= Karl E. Meyer =

American journalist (1928–2019)

Karl E. Meyer (May 22, 1928 – December 22, 2019) was an American-based journalist.

He was the third generation of his family to be engaged in that occupation, as his grandfather, George Meyer, was the editor of the leading German language newspaper in Milwaukee, the Germania. His father, Ernest L. Meyer, was a columnist for The Capital Times in Madison, Wisconsin. and then the New York Post. In 1979, he joined The New York Times as the senior writer for foreign affairs, a position he held until his retirement in 1998.

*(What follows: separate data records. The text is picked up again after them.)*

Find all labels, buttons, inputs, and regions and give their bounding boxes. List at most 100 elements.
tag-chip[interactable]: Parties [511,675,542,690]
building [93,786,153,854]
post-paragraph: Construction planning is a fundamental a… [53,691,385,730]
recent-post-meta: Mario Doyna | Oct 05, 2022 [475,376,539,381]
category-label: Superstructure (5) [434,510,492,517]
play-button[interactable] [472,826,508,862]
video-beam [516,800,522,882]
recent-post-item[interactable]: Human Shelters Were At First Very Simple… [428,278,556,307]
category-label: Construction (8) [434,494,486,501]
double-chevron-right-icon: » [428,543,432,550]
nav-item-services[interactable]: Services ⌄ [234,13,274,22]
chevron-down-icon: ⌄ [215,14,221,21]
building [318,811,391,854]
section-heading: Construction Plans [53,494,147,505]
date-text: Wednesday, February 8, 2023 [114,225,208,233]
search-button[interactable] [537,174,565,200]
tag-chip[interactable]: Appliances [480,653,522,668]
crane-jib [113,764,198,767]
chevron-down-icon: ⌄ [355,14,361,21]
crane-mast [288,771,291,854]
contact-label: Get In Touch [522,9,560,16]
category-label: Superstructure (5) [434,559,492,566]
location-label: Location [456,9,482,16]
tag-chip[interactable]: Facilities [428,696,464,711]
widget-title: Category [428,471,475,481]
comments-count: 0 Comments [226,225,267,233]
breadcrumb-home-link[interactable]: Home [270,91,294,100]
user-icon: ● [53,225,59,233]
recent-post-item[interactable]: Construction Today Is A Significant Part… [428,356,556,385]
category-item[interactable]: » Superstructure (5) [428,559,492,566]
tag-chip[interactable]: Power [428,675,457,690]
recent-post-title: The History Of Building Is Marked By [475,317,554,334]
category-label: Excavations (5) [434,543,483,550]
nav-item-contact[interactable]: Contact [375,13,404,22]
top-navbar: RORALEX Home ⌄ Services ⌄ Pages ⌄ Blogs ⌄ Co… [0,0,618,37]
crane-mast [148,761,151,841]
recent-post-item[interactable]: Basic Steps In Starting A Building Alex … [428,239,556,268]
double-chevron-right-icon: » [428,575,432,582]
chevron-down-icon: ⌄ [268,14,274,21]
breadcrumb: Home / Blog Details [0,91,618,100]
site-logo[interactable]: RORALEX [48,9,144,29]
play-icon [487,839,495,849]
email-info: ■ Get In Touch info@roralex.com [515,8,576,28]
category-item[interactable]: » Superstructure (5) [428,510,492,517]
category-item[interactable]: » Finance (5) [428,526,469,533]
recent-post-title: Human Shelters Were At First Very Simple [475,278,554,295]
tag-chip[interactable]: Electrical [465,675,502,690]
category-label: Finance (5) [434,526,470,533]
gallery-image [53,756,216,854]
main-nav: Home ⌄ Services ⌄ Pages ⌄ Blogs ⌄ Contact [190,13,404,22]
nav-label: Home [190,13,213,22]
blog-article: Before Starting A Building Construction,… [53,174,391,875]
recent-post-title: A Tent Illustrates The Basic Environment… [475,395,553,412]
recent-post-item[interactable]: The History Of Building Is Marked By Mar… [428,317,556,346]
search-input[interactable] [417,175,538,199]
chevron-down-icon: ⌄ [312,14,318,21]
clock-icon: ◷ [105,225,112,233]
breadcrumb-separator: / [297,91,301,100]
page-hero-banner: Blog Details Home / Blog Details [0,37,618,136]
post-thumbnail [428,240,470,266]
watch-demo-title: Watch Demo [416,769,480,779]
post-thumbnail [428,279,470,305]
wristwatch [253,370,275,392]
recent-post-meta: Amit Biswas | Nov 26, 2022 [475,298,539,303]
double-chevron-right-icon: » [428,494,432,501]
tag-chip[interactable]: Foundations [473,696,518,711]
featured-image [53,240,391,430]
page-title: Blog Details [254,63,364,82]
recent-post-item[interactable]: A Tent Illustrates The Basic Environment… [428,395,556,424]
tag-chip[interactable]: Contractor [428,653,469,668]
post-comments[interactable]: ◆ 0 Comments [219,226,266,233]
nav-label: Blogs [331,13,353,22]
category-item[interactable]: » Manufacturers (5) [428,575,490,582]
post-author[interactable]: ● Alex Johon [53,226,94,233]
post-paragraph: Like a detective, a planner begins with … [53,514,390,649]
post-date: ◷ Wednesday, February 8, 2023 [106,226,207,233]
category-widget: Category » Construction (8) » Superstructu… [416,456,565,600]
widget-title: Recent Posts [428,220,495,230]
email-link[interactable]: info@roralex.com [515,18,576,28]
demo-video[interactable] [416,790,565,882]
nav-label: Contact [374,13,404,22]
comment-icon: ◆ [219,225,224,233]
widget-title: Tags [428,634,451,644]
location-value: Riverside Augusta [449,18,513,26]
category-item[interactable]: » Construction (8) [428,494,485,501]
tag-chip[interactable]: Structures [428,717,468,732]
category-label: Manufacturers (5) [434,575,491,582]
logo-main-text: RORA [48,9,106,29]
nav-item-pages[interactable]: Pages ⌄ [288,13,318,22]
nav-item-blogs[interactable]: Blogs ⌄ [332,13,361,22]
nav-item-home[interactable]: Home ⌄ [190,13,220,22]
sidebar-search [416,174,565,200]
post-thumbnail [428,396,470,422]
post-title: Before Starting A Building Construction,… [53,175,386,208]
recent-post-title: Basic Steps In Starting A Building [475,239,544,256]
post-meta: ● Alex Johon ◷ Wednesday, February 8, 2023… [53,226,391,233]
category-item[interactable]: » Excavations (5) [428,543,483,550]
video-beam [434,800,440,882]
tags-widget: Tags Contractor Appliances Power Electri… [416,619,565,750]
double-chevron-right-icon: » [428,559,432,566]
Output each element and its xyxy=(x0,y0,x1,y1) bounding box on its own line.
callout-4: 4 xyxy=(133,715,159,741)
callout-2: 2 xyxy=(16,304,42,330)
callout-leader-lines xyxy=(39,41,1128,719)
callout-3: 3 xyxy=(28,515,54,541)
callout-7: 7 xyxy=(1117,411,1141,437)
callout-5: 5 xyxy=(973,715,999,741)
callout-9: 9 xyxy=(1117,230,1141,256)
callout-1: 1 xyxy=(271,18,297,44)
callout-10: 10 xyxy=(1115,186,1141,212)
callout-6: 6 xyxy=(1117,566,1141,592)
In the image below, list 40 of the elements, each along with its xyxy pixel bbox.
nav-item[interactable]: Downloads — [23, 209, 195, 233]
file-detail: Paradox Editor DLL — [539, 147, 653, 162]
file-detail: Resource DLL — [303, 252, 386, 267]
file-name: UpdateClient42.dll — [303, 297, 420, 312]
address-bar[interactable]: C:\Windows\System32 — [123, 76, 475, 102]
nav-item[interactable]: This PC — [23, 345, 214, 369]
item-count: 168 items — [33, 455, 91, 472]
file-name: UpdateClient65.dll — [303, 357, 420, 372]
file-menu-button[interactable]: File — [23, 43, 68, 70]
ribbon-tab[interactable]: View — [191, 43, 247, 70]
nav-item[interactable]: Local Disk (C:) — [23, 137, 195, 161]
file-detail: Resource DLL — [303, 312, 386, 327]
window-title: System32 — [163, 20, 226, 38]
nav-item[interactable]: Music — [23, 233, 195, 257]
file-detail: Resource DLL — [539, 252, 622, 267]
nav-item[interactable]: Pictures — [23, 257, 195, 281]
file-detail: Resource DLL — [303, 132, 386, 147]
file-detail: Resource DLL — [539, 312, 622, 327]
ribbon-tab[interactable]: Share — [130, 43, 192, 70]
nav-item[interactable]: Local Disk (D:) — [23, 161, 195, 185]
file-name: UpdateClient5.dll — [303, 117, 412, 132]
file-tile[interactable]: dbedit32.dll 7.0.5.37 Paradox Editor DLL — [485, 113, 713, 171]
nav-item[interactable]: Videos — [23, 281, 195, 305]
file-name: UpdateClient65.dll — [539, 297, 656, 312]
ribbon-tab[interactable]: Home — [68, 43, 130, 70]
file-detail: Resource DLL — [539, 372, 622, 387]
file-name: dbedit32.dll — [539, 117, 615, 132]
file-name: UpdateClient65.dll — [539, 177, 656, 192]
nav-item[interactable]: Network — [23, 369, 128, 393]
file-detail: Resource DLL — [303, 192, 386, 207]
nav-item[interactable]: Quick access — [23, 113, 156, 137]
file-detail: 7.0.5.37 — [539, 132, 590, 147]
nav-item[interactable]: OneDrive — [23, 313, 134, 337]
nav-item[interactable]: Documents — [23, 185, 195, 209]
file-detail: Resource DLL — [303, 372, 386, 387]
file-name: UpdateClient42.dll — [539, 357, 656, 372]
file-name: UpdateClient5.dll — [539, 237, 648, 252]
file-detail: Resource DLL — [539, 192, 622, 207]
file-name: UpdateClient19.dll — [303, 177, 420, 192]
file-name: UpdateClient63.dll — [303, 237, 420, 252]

== Early life and education==
Meyer was born in Madison, Wisconsin. His career in journalism began while as an undergraduate at the University of Wisconsin-Madison. During his junior year, he became the editor of The Daily Cardinal, the student newspaper, while serving as the campus correspondent of the Milwaukee Journal. During his senior year, he edited the university literary magazine, The Athenaean. He received his MPA (Master of Public Affairs) from the Woodrow Wilson School of Public and International Affairs at Princeton University. After being awarded a Proctor Fellowship, he earned a Ph.D. (in politics), also from Princeton University.

== Career ==
After graduation in 1956, Meyer's career in foreign affairs began for The Washington Post. He also wrote a weekly column from America for the New Statesman. He won an Overseas Press Club award for his coverage of Latin America, and during the Cuban revolution he interviewed Fidel Castro in the Sierra Maestra. From 1965 to 1970, he was the Posts London bureau chief where he became a weekly regular on the BBC and a character in the humor magazine Private Eye. In 1968, he covered the Soviet invasion and occupation of Czechoslovakia. Returning home in 1970, he headed the Posts New York bureau.

Meyer was a television columnist and contributing editor of The Saturday Review from 1975 to 1979 and a contributing editor of Archaeology from 1999 to 2005. He joined The New York Times editorial board in 1979, where he served until 1998 as the senior writer on foreign affairs and was a frequent contributor to the "Arts and Ideas" section. He was a member of the Peabody Awards Board of Jurors from 1977 to 1983. After his retirement from the Times, Meyer became editor of the World Policy Journal, published quarterly by the World Policy Institute, a position he held until 2008, when he became editor emeritus.

Meyer was a visiting professor at Yale University, Tufts University's Fletcher School, Bard College, and the McGraw Professor of Writing at Princeton. He was a senior associate member of St. Antony's College, Oxford, and fellow of Green College, Oxford University, the Wissenschaftskolleg zu Berlin, and Davenport College, Yale. He served as judge for the Peabodys, the Pulitzer Prize, and the Arnold Toynbee History Prize. He was also a member of the Council on Foreign Relations and the Century Association.

== Works ==
- with Shareen Blair Brysac.The China Collectors: America's Century-Long Hunt for Asian Art Treasures. New York: St Martin's Press, 2015.
- with Shareen Blair Brysac. Pax Ethnica: Where and How Diversity Succeeds. New York: Public Affairs, 2012.
- with Shareen Blair Brysac. Kingmakers: The Invention of the Modern Middle East. New York: Norton, 2008.
- The Dust of Empire: The Race for Mastery in the Asian Heartland. New York: Public Affairs, 2003.
- with Shareen Blair Brysac. Tournament of Shadows: The Race for Empire in Central Asia. Washington, DC: Counterpoint, 1999.
- Pundits, Poets and Wits: An Omnibus of American Newspaper Columns. New York: Oxford University Press, 1990.
- The Art Museum: Power, Money, Ethics: a Twentieth Century Fund Report. New York: Morrow, 1979.
- Teotihuacan. New York: Newsweek, 1973. ISBN 978-0-88225-084-7.
- The Plundered Past. New York: Atheneum, 1973.
- The Pleasures of Archaeology: A Visa to Yesterday. New York: Atheneum, 1970.
- Fulbright of Arkansas: The Public Positions of a Private Thinker. Washington, DC: R. B. Luce, 1963.
- with Tad Szulc. The Cuban Invasion: The Chronicle of a Disaster. New York: Praeger, 1962.
- The New America: Politics and Society in the Age of the Smooth Deal. New York: Basic Books, 1961.

==Personal life==
Meyer married Shareen Blair Brysac, with whom he co-authored four books. He had two sons and a daughter.